O problema, para ele, vai muito além da ausência. O executivo explica que mesmo quando pessoas negras conseguem chegar à universidade, enfrentam um novo conjunto de barreiras: são vistas como menos preparadas, questionadas sobre sua competência e frequentemente excluídas de programas de liderança.

"Isso mexe com o sistema de autoconfiança das pessoas negras. Não é raro encontrar alguém de pele preta que não se sinta confiante o suficiente para entrar num processo seletivo", pontuou.

Essa sensação de inadequação, segundo Jaime, não é fruto de insegurança pessoal, mas sim o efeito de um sistema que historicamente marginalizou corpos e trajetórias negras.

Arquivo Pessoal
O professor Jaime Almeida com uma das suas turmas de alunos
O professor Jaime Almeida com uma das suas turmas de alunos

Racismo estrutural não se corrige com boas intenções — é preciso agir com estratégia

Para mudar esse cenário, Almeida defende uma postura intencional das empresas, especialmente no setor de Turismo, onde a representatividade negra ainda é extremamente limitada.

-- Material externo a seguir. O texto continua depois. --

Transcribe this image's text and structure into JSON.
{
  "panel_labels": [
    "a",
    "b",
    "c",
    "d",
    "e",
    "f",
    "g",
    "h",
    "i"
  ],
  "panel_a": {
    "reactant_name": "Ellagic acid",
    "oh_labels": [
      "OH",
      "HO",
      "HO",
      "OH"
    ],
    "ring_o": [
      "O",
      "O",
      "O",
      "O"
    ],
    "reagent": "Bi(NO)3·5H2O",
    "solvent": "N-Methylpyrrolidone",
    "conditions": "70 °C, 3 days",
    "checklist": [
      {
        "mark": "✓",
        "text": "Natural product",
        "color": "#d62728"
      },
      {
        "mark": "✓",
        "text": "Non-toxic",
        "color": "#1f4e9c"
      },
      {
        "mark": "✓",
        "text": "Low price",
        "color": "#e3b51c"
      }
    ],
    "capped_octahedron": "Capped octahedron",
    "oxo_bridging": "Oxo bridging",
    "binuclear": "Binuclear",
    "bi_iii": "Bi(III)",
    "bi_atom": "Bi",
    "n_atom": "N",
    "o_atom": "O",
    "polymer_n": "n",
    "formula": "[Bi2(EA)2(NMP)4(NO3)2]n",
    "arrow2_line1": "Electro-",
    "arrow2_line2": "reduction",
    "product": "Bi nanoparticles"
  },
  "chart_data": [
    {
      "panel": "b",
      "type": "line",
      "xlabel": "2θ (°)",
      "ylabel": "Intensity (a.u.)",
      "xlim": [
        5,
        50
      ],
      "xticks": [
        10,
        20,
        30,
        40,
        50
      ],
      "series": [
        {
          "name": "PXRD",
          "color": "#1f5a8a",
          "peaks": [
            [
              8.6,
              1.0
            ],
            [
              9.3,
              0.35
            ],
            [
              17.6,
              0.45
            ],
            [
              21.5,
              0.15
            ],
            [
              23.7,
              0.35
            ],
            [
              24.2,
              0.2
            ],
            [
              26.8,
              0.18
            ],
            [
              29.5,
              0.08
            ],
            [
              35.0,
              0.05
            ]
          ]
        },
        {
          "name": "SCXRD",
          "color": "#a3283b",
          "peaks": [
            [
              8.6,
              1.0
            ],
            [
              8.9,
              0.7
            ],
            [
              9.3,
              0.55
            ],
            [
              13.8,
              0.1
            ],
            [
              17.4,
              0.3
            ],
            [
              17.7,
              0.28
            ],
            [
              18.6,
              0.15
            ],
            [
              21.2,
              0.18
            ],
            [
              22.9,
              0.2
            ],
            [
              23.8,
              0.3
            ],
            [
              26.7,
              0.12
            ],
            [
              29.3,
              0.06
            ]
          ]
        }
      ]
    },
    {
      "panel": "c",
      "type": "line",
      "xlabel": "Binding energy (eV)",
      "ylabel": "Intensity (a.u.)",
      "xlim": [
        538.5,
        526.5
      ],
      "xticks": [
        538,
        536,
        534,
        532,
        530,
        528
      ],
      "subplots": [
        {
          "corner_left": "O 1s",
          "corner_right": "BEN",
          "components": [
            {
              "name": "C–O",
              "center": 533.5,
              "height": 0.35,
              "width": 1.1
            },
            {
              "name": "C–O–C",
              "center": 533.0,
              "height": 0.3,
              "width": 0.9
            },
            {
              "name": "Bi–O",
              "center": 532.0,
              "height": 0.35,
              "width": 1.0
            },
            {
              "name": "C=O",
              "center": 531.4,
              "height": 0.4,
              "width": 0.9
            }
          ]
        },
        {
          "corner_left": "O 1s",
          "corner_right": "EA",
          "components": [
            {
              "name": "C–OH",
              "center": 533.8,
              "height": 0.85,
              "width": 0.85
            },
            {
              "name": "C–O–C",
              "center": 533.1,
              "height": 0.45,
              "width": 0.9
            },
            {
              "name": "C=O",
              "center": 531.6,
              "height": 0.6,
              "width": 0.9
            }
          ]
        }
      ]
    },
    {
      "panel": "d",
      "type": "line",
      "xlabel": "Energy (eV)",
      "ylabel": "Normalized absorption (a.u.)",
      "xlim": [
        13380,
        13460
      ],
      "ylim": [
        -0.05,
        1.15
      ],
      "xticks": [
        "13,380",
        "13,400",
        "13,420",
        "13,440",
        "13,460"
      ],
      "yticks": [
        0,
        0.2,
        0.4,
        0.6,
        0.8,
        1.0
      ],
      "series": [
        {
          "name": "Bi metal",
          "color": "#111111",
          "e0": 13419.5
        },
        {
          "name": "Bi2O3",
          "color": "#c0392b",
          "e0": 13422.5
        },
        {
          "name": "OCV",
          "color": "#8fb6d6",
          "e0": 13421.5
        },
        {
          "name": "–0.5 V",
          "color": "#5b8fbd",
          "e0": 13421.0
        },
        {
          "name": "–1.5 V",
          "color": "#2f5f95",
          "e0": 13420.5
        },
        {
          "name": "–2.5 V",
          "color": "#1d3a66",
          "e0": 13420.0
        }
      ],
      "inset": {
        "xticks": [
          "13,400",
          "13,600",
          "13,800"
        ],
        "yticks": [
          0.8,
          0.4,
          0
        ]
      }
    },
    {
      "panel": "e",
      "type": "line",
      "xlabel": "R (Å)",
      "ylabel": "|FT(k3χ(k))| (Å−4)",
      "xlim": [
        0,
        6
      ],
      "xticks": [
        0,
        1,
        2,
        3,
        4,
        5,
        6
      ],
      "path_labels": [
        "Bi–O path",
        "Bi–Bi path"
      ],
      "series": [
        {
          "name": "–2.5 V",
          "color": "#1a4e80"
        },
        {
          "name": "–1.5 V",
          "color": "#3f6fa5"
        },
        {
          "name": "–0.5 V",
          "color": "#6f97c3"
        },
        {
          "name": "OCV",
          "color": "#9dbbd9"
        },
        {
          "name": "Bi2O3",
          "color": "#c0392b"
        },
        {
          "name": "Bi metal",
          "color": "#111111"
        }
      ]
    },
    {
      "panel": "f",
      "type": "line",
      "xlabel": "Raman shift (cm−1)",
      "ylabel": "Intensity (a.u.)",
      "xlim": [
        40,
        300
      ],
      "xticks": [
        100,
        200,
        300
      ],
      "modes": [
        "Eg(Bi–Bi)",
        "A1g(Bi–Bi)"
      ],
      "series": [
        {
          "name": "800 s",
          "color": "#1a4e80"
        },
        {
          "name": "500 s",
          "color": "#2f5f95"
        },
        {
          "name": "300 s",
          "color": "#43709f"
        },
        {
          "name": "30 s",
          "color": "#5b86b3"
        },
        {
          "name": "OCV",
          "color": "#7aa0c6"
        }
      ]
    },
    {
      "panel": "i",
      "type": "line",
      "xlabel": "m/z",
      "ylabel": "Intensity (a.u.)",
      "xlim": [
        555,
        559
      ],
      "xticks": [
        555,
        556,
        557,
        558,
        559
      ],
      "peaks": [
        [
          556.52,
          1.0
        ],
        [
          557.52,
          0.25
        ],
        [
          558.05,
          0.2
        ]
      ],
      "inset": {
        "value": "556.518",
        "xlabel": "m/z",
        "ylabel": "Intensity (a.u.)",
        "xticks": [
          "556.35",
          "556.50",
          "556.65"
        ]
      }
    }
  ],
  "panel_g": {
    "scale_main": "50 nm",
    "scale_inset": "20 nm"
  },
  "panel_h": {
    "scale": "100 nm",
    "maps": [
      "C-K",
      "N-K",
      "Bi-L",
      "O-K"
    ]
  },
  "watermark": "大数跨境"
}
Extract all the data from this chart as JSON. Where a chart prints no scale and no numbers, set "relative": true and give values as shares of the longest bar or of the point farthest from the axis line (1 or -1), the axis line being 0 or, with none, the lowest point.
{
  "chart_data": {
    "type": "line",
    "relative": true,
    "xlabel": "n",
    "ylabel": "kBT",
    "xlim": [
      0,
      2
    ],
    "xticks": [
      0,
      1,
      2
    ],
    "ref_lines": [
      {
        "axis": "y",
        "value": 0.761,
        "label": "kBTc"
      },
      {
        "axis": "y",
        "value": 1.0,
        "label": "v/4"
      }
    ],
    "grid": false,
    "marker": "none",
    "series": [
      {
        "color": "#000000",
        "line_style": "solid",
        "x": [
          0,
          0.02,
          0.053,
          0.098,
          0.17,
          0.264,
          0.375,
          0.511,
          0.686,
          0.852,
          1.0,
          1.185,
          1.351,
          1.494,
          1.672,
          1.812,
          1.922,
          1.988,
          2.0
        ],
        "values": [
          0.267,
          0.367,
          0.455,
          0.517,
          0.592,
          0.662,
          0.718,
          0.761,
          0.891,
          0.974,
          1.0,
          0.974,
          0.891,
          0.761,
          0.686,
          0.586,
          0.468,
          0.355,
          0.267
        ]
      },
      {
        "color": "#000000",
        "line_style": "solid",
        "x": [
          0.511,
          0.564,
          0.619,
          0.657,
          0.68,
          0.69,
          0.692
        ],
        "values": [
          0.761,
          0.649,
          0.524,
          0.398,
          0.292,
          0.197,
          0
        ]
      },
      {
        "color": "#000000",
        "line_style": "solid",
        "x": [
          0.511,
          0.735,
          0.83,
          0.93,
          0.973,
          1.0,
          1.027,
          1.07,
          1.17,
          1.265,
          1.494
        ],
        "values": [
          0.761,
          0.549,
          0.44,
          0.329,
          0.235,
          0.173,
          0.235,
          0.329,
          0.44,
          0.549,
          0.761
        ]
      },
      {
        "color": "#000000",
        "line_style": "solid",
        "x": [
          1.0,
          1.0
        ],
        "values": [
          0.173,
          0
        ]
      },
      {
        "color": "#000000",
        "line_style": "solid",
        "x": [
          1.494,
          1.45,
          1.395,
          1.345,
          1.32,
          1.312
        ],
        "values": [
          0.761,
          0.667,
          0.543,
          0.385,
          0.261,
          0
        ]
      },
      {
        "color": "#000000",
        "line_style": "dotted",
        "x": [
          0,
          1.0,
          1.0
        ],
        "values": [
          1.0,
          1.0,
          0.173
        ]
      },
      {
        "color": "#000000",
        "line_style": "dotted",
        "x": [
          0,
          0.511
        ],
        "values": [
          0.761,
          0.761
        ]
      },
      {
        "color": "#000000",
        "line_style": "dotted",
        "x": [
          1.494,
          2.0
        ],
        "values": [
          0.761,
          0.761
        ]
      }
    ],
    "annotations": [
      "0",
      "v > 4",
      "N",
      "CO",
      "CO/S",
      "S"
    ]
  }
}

"São 56% de negros no País. Se a empresa conhece sua realidade local, passa a ter consciência. A partir daí, precisa agir com intencionalidade", argumenta.

A proposta é clara: deixar de confiar nos "caminhos naturais" de recrutamento e promoção — caminhos que, em sua estrutura atual, perpetuam desigualdades — e passar a implementar estratégias com dados, metas e decisões conscientes.

Almeida cita como exemplo positivo a experiência da B3 (Bolsa de Valores), que realizou um processo seletivo afirmativo com currículos anônimos e entrevistas às cegas e aumentou em 60% a contratação de pessoas de grupos minorizados: "Isso mostra como os vieses, quando não neutralizados, impedem que a diversidade aconteça", ponderou.

Além da questão racial, ele também destaca a importância de olhar para as interseccionalidades, como gênero, deficiência e classe social. Para o professor, quanto mais marcadores sociais impactarem a trajetória de uma pessoa, mais barreiras ela enfrentará para alcançar a liderança.

Para liderar, é preciso se conhecer — e resistir

Ao final da entrevista, Jaime Almeida compartilhou um conselho direto, mas potente, para quem deseja alcançar cargos de liderança:

  1. Autoconhecimento
    "Muitas vezes, nascemos na periferia, abrimos mão da infância, enfrentamos batalhas desde cedo. Conhecer essa jornada dá clareza sobre tudo que foi desenvolvido — inclusive habilidades que não estão em nenhuma job description, como audácia e diplomacia".
  2. Educação continuada
    "Idiomas, graduação, MBA — isso precisa ser buscado constantemente".
  3. Ocupar espaços com estratégia
    "Sim, é possível. Sim, todos têm merecimento. Mas é preciso entrar nos espaços preparados, com coragem".

"Não tem fim. A atualização é contínua"

Jaime Almeida

Mentoria Preta: mais do que uma mentoria, uma rede de transformação

A primeira edição do projeto já encerrou o período de inscrições e agora segue para a fase de seleção dos mentorados. Além da mentoria de seis meses, todos os inscritos — independentemente de serem selecionados — passarão a integrar uma rede exclusiva no setor de Turismo, com acesso a conteúdos especiais, encontros presenciais e masterclasses.

Esse modelo cria um ecossistema que vai muito além do acompanhamento individual. É a semente de uma nova cultura organizacional no Turismo, onde liderança negra não seja exceção, mas possibilidade concreta.